「花乃ちゃん、今考えてる事を当ててやろうかぁ?
疑った自分は一緒にいる資格なんてないとでも思ってんだろぉ?」
知花さまは、あたしの心の中を覗いたかのように言うとため息をついた。
「あとなぁ、なっちゃんは消極的過ぎるんだよなぁ」
「私のどこが消極的だって言うんですか」
「だってなぁ、ここで花乃ちゃんが別れようなんて言ったら、自分の過去を悔やんでまた山に籠るんだろぉ?

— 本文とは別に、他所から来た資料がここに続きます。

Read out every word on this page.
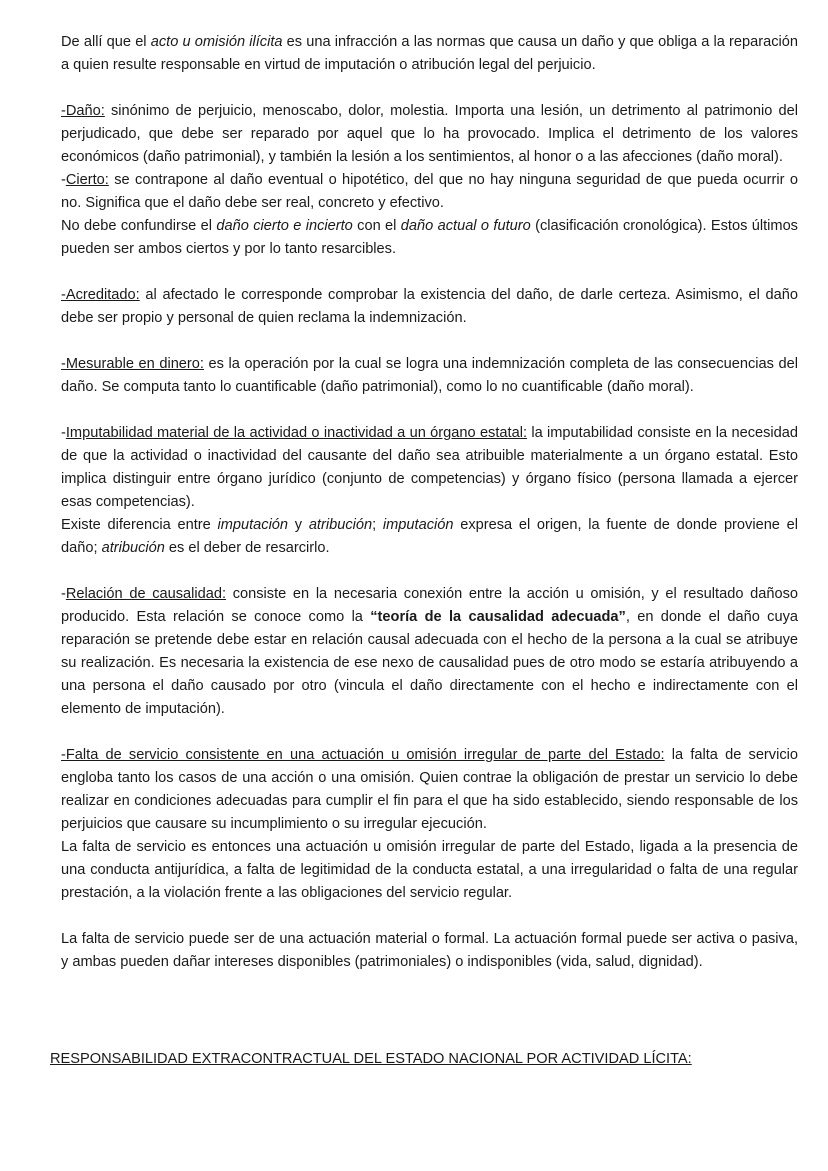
De allí que el acto u omisión ilícita es una infracción a las normas que causa un daño y que obliga a la reparación a quien resulte responsable en virtud de imputación o atribución legal del perjuicio.

-Daño: sinónimo de perjuicio, menoscabo, dolor, molestia. Importa una lesión, un detrimento al patrimonio del perjudicado, que debe ser reparado por aquel que lo ha provocado. Implica el detrimento de los valores económicos (daño patrimonial), y también la lesión a los sentimientos, al honor o a las afecciones (daño moral).

-Cierto: se contrapone al daño eventual o hipotético, del que no hay ninguna seguridad de que pueda ocurrir o no. Significa que el daño debe ser real, concreto y efectivo.

No debe confundirse el daño cierto e incierto con el daño actual o futuro (clasificación cronológica). Estos últimos pueden ser ambos ciertos y por lo tanto resarcibles.

-Acreditado: al afectado le corresponde comprobar la existencia del daño, de darle certeza. Asimismo, el daño debe ser propio y personal de quien reclama la indemnización.

-Mesurable en dinero: es la operación por la cual se logra una indemnización completa de las consecuencias del daño. Se computa tanto lo cuantificable (daño patrimonial), como lo no cuantificable (daño moral).

-Imputabilidad material de la actividad o inactividad a un órgano estatal: la imputabilidad consiste en la necesidad de que la actividad o inactividad del causante del daño sea atribuible materialmente a un órgano estatal. Esto implica distinguir entre órgano jurídico (conjunto de competencias) y órgano físico (persona llamada a ejercer esas competencias).

Existe diferencia entre imputación y atribución; imputación expresa el origen, la fuente de donde proviene el daño; atribución es el deber de resarcirlo.

-Relación de causalidad: consiste en la necesaria conexión entre la acción u omisión, y el resultado dañoso producido. Esta relación se conoce como la “teoría de la causalidad adecuada”, en donde el daño cuya reparación se pretende debe estar en relación causal adecuada con el hecho de la persona a la cual se atribuye su realización. Es necesaria la existencia de ese nexo de causalidad pues de otro modo se estaría atribuyendo a una persona el daño causado por otro (vincula el daño directamente con el hecho e indirectamente con el elemento de imputación).

-Falta de servicio consistente en una actuación u omisión irregular de parte del Estado: la falta de servicio engloba tanto los casos de una acción o una omisión. Quien contrae la obligación de prestar un servicio lo debe realizar en condiciones adecuadas para cumplir el fin para el que ha sido establecido, siendo responsable de los perjuicios que causare su incumplimiento o su irregular ejecución.

La falta de servicio es entonces una actuación u omisión irregular de parte del Estado, ligada a la presencia de una conducta antijurídica, a falta de legitimidad de la conducta estatal, a una irregularidad o falta de una regular prestación, a la violación frente a las obligaciones del servicio regular.

La falta de servicio puede ser de una actuación material o formal. La actuación formal puede ser activa o pasiva, y ambas pueden dañar intereses disponibles (patrimoniales) o indisponibles (vida, salud, dignidad).

RESPONSABILIDAD EXTRACONTRACTUAL DEL ESTADO NACIONAL POR ACTIVIDAD LÍCITA:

少しは俺を見習ってみろ。諦め悪いって事にかけてはなかなかの物だと自信があるぞぉ?」
「…そんな事しか自信をもって言えないんですか」
きつめの言葉だけれど、明らかに那月さんの顔には完敗って書いてある。
って事は……
「……ぃや」
「花乃…?」
「那月さんが…居なくなっちゃうのは嫌なの……」
疑って、他の男に自分を投げ出してしまった癖に、虫が良いとは思うけれど…
でも、やっぱり那月さんが居なくなってしまう事には耐えられそうにない。
「花乃……」
「ほら、ちゃんと話するだな。
なっちゃん達がしっかりしてくれねぇと、俺と桜助がまたロミオとジュリエットだしなぁ」
…ロミオが……マッチョ過ぎる気がします…
桜ちゃんは…似合うかも?
あたしが頭の中でお馬鹿な事を考えているうちに、知花さまは部屋を出て行ってしまった。
「……あんな強気な事言ってたのに…」
黙っている那月さんを見て、思わず口から転げ落ちたのは、でこぴんをされた時に添えられていた言葉の事だった。